🤖 AI Summary
This work investigates optimization strategies for language model pretraining under data-scarce conditions, focusing on how text simplification and curriculum learning affect representation quality. We propose an LLM-generated text simplification method for data augmentation and design four complexity-aware data scheduling strategies—including low-to-high and interleaved ordering. Experiments demonstrate that incorporating simplified texts significantly improves both fine-tuning and zero-shot performance. Smaller models benefit more from low-to-high complexity ordering, whereas larger models achieve greater gains with interleaved scheduling. This study breaks from conventional repeated pretraining paradigms and provides the first systematic empirical validation that text simplification serves as an effective data augmentation technique, and that complexity-aware scheduling synergistically enhances pretraining efficiency. Our findings offer novel insights and empirical support for resource-efficient pretraining in low-data regimes.
📝 Abstract
Most studies on language model pretraining focus on large datasets, leaving open questions about optimization in data-constrained settings.
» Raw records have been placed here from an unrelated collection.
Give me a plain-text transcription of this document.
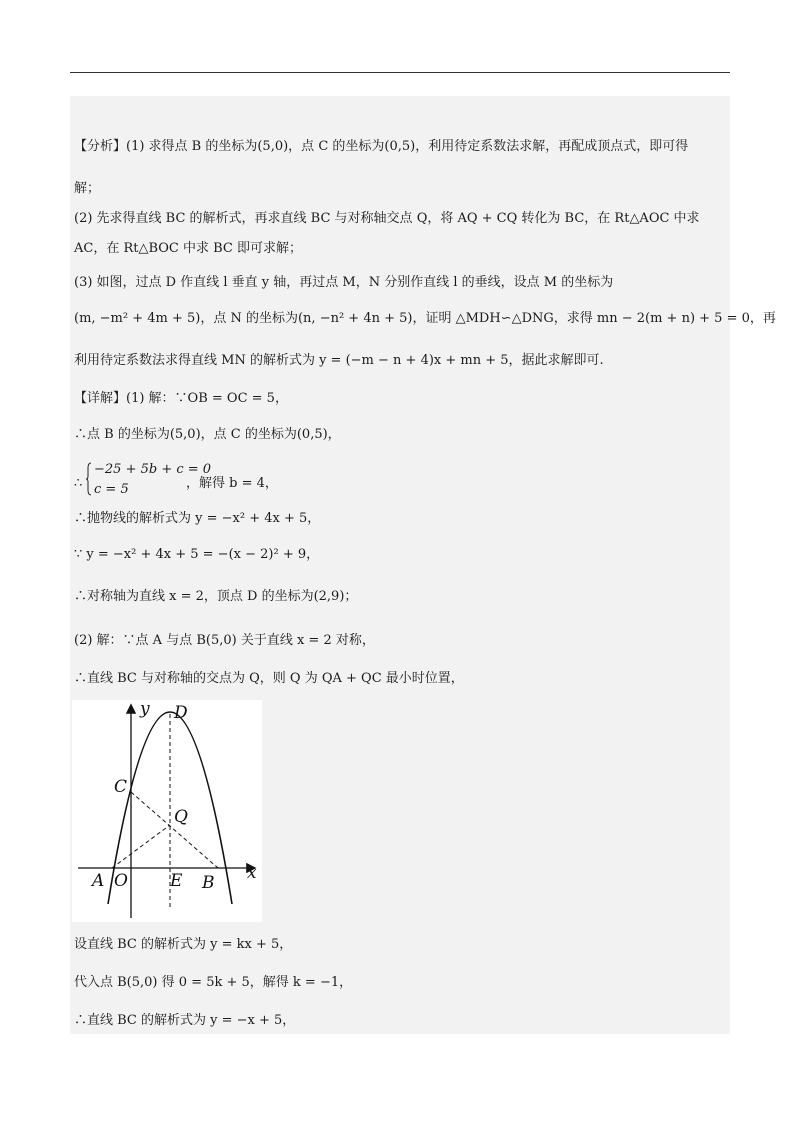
【分析】(1) 求得点 B 的坐标为(5,0)，点 C 的坐标为(0,5)，利用待定系数法求解，再配成顶点式，即可得
解；
(2) 先求得直线 BC 的解析式，再求直线 BC 与对称轴交点 Q，将 AQ + CQ 转化为 BC，在 Rt△AOC 中求
AC，在 Rt△BOC 中求 BC 即可求解；
(3) 如图，过点 D 作直线 l 垂直 y 轴，再过点 M，N 分别作直线 l 的垂线，设点 M 的坐标为
(m, −m² + 4m + 5)，点 N 的坐标为(n, −n² + 4n + 5)，证明 △MDH∽△DNG，求得 mn − 2(m + n) + 5 = 0，再
利用待定系数法求得直线 MN 的解析式为 y = (−m − n + 4)x + mn + 5，据此求解即可.
【详解】(1) 解：∵OB = OC = 5，
∴点 B 的坐标为(5,0)，点 C 的坐标为(0,5)，
∴
−25 + 5b + c = 0
c = 5	，解得 b = 4，
∴抛物线的解析式为 y = −x² + 4x + 5，
∵ y = −x² + 4x + 5 = −(x − 2)² + 9，
∴对称轴为直线 x = 2，顶点 D 的坐标为(2,9)；
(2) 解：∵点 A 与点 B(5,0) 关于直线 x = 2 对称，
∴直线 BC 与对称轴的交点为 Q，则 Q 为 QA + QC 最小时位置，
y
x
D
C
Q
A O E B
设直线 BC 的解析式为 y = kx + 5，
代入点 B(5,0) 得 0 = 5k + 5，解得 k = −1，
∴直线 BC 的解析式为 y = −x + 5，
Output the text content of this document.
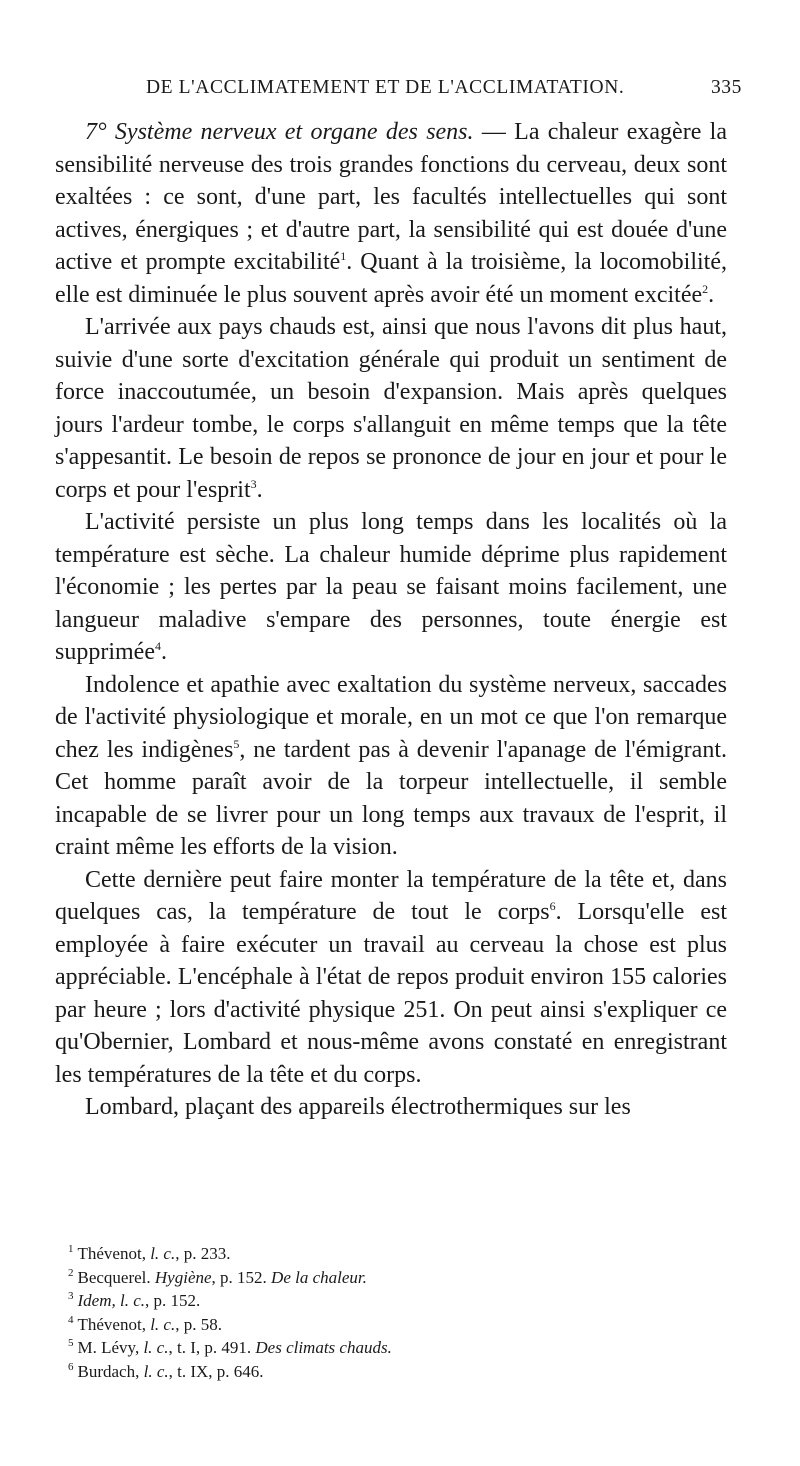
DE L'ACCLIMATEMENT ET DE L'ACCLIMATATION.	335

7° Système nerveux et organe des sens. — La chaleur exagère la sensibilité nerveuse des trois grandes fonctions du cerveau, deux sont exaltées : ce sont, d'une part, les facultés intellectuelles qui sont actives, énergiques ; et d'autre part, la sensibilité qui est douée d'une active et prompte excitabilité$^1$. Quant à la troisième, la locomobilité, elle est diminuée le plus souvent après avoir été un moment excitée$^2$.

L'arrivée aux pays chauds est, ainsi que nous l'avons dit plus haut, suivie d'une sorte d'excitation générale qui produit un sentiment de force inaccoutumée, un besoin d'expansion. Mais après quelques jours l'ardeur tombe, le corps s'allanguit en même temps que la tête s'appesantit. Le besoin de repos se prononce de jour en jour et pour le corps et pour l'esprit$^3$.

L'activité persiste un plus long temps dans les localités où la température est sèche. La chaleur humide déprime plus rapidement l'économie ; les pertes par la peau se faisant moins facilement, une langueur maladive s'empare des personnes, toute énergie est supprimée$^4$.

Indolence et apathie avec exaltation du système nerveux, saccades de l'activité physiologique et morale, en un mot ce que l'on remarque chez les indigènes$^5$, ne tardent pas à devenir l'apanage de l'émigrant. Cet homme paraît avoir de la torpeur intellectuelle, il semble incapable de se livrer pour un long temps aux travaux de l'esprit, il craint même les efforts de la vision.

Cette dernière peut faire monter la température de la tête et, dans quelques cas, la température de tout le corps$^6$. Lorsqu'elle est employée à faire exécuter un travail au cerveau la chose est plus appréciable. L'encéphale à l'état de repos produit environ 155 calories par heure ; lors d'activité physique 251. On peut ainsi s'expliquer ce qu'Obernier, Lombard et nous-même avons constaté en enregistrant les températures de la tête et du corps.

Lombard, plaçant des appareils électrothermiques sur les

$^1$ Thévenot, l. c., p. 233.
$^2$ Becquerel. Hygiène, p. 152. De la chaleur.
$^3$ Idem, l. c., p. 152.
$^4$ Thévenot, l. c., p. 58.
$^5$ M. Lévy, l. c., t. I, p. 491. Des climats chauds.
$^6$ Burdach, l. c., t. IX, p. 646.
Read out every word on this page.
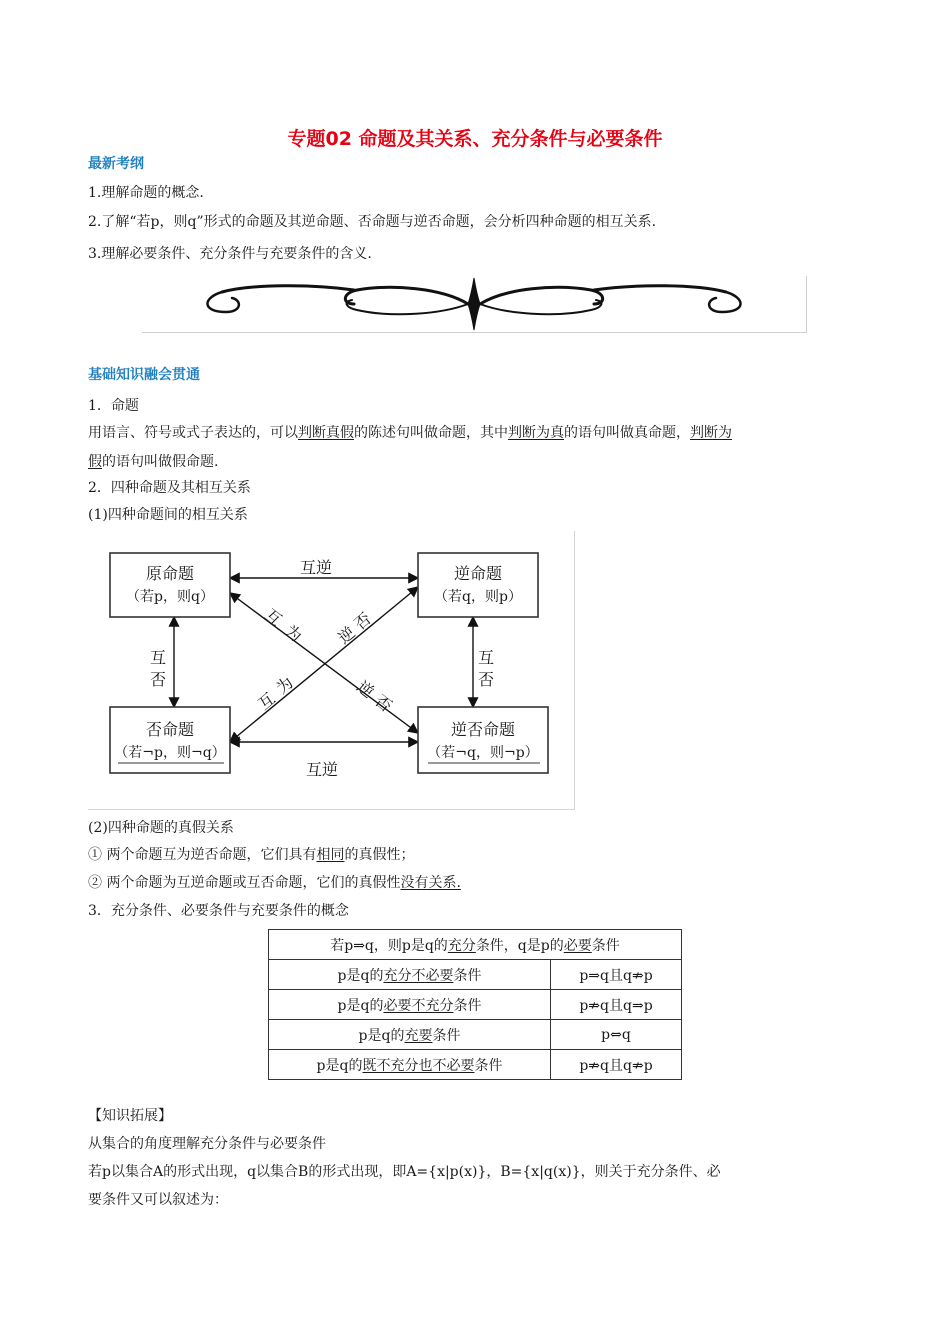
专题02 命题及其关系、充分条件与必要条件
最新考纲
1.理解命题的概念.
2.了解“若p，则q”形式的命题及其逆命题、否命题与逆否命题，会分析四种命题的相互关系.
3.理解必要条件、充分条件与充要条件的含义.
基础知识融会贯通
1．命题
用语言、符号或式子表达的，可以判断真假的陈述句叫做命题，其中判断为真的语句叫做真命题，判断为
假的语句叫做假命题.
2．四种命题及其相互关系
(1)四种命题间的相互关系
原命题
（若p，则q）
逆命题
（若q，则p）
否命题
（若¬p，则¬q）
逆否命题
（若¬q，则¬p）
互逆
互逆
互
否
互
否
互
为 逆
否
互
为	逆
否
(2)四种命题的真假关系
① 两个命题互为逆否命题，它们具有相同的真假性；
② 两个命题为互逆命题或互否命题，它们的真假性没有关系.
3．充分条件、必要条件与充要条件的概念
若p⇒q，则p是q的充分条件，q是p的必要条件	
p是q的充分不必要条件	p⇒q且q⇏p
p是q的必要不充分条件	p⇏q且q⇒p
p是q的充要条件	p⇔q
p是q的既不充分也不必要条件	p⇏q且q⇏p
【知识拓展】
从集合的角度理解充分条件与必要条件
若p以集合A的形式出现，q以集合B的形式出现，即A={x|p(x)}，B={x|q(x)}，则关于充分条件、必
要条件又可以叙述为：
In such settings, the effects of training data order and of including alternative versions of the same text remain underexplored. We address this by studying curriculum learning in pretraining, focusing on text-complexity ordering and data augmentation via simplification. We ask: (1) Does simplifying texts enhance representation quality more than reusing the original data? and (2) Does ordering data by text complexity yield better representations? To answer, we build on a pair of parallel corpora where human-written paragraphs are aligned with LLM-simplified variants, and test four data schedules: repeated exposure, low-to-high complexity, high-to-low, and interleaved. We analyze models' representation quality from a sample efficiency perspective via fine-tuning, as well as its zero-shot performance on linguistic knowledge, entity tracking, world knowledge, and commonsense reasoning. Our findings show that adding simplified data improves fine-tuning and zero-shot performance over a repeated-exposure baseline: smaller models benefit from low-to-high complexity, while larger models perform better with interleaved ordering.